This is rather simple: I want a biological electromagnet capable of producing a weak magnetic pulse when electrified.
I recognize what an electromagnet is: a coil, spiral, or helix of conductive material through which an electric current flows, thereby inducing a magnetic field. Yes, I know that any electromagnet worth its salt uses a magnetic core. No, I am not talking about that core.
Moreover, I already have a power source lined up for this electromagnet: an electrocyte similar to that of an electric eel; essentially, it's a biological voltaic pile that works by suddenly pumping sodium and potassium ions out of itself in order to produce an electric pulse, which then is used to briefly power the electromagnet.
On top of that, I know what the structure of this electromagnet will be: a horn-like structure made out of conductive material which grows into a loop; the organism this magnet is attached to is mature when its horn stops growing in loops and grows back around to make contact with itself to complete the "circuit", as it were.
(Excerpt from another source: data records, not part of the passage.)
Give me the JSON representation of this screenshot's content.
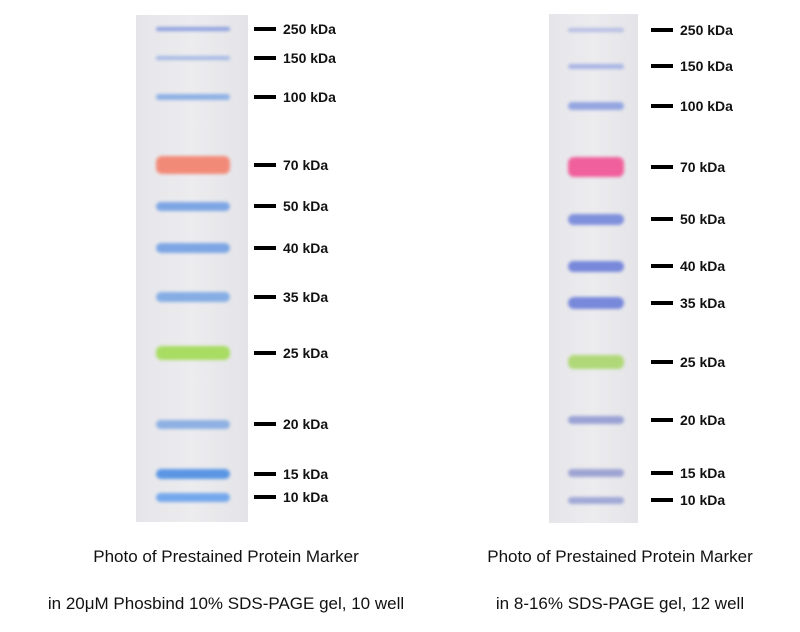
{
  "panels": [
    {
      "caption_line1": "Photo of Prestained Protein Marker",
      "caption_line2": "in 20μM Phosbind 10% SDS-PAGE gel, 10 well",
      "markers": [
        {
          "label": "250 kDa",
          "color": "#8c9ede"
        },
        {
          "label": "150 kDa",
          "color": "#a4b8e4"
        },
        {
          "label": "100 kDa",
          "color": "#8eb0e4"
        },
        {
          "label": "70 kDa",
          "color": "#f28a78"
        },
        {
          "label": "50 kDa",
          "color": "#7ea6e4"
        },
        {
          "label": "40 kDa",
          "color": "#7ea6e4"
        },
        {
          "label": "35 kDa",
          "color": "#86aee4"
        },
        {
          "label": "25 kDa",
          "color": "#a8dc62"
        },
        {
          "label": "20 kDa",
          "color": "#8eb0e2"
        },
        {
          "label": "15 kDa",
          "color": "#5a96e4"
        },
        {
          "label": "10 kDa",
          "color": "#74a8ec"
        }
      ]
    },
    {
      "caption_line1": "Photo of Prestained Protein Marker",
      "caption_line2": "in 8-16% SDS-PAGE gel, 12 well",
      "markers": [
        {
          "label": "250 kDa",
          "color": "#b4bce4"
        },
        {
          "label": "150 kDa",
          "color": "#a8b4e4"
        },
        {
          "label": "100 kDa",
          "color": "#94a6e0"
        },
        {
          "label": "70 kDa",
          "color": "#f0609c"
        },
        {
          "label": "50 kDa",
          "color": "#7f90dc"
        },
        {
          "label": "40 kDa",
          "color": "#7888da"
        },
        {
          "label": "35 kDa",
          "color": "#7888da"
        },
        {
          "label": "25 kDa",
          "color": "#b0d878"
        },
        {
          "label": "20 kDa",
          "color": "#9aa2d4"
        },
        {
          "label": "15 kDa",
          "color": "#9ea4d2"
        },
        {
          "label": "10 kDa",
          "color": "#a0a8d6"
        }
      ]
    }
  ]
}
However, I don't know what conductive material to use for this. I need a material that:
- can be metabolized by Earth-based biology and biochemical pathways, or be made out of things that can be
- can carry an electrical charge
- isn't exceptionally toxic, radioactive, reactive, or flammable
- is stable between 0 and 130 degrees Farenheit - i.e. doesn't melt/form weird crystals/etc. inside an organism
Basically, it needs to be part of an organism with Earth-style biology without killing said organism or loosing function.